On the part of the Kiowa

==What both sides wanted==

The white representatives wanted peace, unmolested traffic on the Santa Fe trail and limitation of Indian territory. The Indians demanded unrestricted hunting grounds and reparation for the Chivington massacre of Black Kettle's band. Treaties made here gave the Indians reservations south of the Arkansas, excluded them north to the Platte and proclaimed peace.

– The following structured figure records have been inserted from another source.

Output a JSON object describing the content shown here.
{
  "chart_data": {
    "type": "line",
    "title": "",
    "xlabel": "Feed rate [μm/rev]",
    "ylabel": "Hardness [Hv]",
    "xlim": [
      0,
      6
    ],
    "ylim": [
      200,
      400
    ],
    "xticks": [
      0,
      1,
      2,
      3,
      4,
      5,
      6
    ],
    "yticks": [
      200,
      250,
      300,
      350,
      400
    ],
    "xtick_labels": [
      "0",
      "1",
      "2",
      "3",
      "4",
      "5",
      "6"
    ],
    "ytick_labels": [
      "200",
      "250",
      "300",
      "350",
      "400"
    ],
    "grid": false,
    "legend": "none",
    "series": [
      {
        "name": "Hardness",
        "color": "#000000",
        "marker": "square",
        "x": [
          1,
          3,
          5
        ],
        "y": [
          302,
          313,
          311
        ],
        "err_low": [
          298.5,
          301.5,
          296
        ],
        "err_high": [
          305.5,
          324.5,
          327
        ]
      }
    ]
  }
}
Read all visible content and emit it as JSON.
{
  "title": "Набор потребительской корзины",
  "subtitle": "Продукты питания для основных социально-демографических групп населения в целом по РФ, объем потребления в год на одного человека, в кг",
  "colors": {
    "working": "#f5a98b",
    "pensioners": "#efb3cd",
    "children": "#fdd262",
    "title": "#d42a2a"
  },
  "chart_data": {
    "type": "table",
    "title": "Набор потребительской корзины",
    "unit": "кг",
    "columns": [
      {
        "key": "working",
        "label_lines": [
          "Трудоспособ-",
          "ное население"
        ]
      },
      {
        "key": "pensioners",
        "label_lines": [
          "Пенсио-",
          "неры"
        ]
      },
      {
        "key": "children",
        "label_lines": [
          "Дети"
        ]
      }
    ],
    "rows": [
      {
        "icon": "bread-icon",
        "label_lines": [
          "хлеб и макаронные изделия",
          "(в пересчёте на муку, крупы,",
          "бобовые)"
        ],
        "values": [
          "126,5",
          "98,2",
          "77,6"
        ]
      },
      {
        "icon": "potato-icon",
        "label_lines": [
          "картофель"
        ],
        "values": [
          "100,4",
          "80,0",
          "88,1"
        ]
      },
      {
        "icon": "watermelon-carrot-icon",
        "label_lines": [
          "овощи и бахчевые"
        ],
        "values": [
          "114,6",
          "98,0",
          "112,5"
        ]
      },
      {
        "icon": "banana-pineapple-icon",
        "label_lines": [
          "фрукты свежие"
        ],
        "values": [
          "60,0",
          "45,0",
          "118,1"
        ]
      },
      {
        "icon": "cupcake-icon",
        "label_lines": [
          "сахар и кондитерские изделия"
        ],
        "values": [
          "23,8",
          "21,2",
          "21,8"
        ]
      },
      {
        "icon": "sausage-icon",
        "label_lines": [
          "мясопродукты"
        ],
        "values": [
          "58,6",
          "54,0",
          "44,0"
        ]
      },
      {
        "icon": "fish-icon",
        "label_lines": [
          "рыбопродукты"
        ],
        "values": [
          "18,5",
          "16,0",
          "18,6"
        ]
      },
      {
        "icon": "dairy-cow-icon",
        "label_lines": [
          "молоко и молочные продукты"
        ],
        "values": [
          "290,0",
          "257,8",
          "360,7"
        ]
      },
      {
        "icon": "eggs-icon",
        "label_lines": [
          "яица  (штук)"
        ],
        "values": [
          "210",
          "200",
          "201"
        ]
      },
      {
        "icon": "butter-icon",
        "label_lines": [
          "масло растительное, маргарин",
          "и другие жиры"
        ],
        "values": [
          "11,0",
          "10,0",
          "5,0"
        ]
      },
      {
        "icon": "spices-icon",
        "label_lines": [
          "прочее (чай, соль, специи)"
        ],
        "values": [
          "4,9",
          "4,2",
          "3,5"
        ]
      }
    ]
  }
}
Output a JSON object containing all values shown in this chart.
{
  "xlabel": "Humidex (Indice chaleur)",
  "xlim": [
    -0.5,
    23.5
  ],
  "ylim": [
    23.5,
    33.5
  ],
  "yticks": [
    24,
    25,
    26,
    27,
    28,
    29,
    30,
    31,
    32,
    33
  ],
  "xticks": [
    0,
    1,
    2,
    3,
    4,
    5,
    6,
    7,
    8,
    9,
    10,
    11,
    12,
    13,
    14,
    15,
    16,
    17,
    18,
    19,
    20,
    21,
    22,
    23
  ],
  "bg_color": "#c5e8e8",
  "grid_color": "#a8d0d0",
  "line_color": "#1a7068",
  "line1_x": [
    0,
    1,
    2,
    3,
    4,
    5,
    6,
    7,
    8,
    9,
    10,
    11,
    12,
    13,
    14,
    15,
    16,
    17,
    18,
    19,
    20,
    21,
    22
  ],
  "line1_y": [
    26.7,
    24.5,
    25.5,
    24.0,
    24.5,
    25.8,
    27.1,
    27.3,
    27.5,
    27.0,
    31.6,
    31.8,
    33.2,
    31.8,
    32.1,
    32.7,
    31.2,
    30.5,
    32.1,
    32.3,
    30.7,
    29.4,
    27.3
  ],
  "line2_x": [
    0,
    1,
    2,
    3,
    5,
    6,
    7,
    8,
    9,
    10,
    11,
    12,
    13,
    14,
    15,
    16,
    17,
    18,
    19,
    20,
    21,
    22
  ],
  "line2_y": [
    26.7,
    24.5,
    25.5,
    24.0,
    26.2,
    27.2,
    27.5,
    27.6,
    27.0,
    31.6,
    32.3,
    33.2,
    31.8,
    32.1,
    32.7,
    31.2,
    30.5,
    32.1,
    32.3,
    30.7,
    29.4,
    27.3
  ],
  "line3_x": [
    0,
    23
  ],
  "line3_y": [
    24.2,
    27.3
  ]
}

Several white captives were released, among them a woman and four children from Texas, the Box family, taken by a war party under Satanta.

==The aftermath==

This is one of the shortest treaties in history. None of its major provisions were ever implemented. Both sides charged violations and warfare continued until the Medicine Lodge treaties of 1867. There is a monument one mile west of the Little Arkansas River, on the Council Grounds, in Kansas, commemorating the Treaty.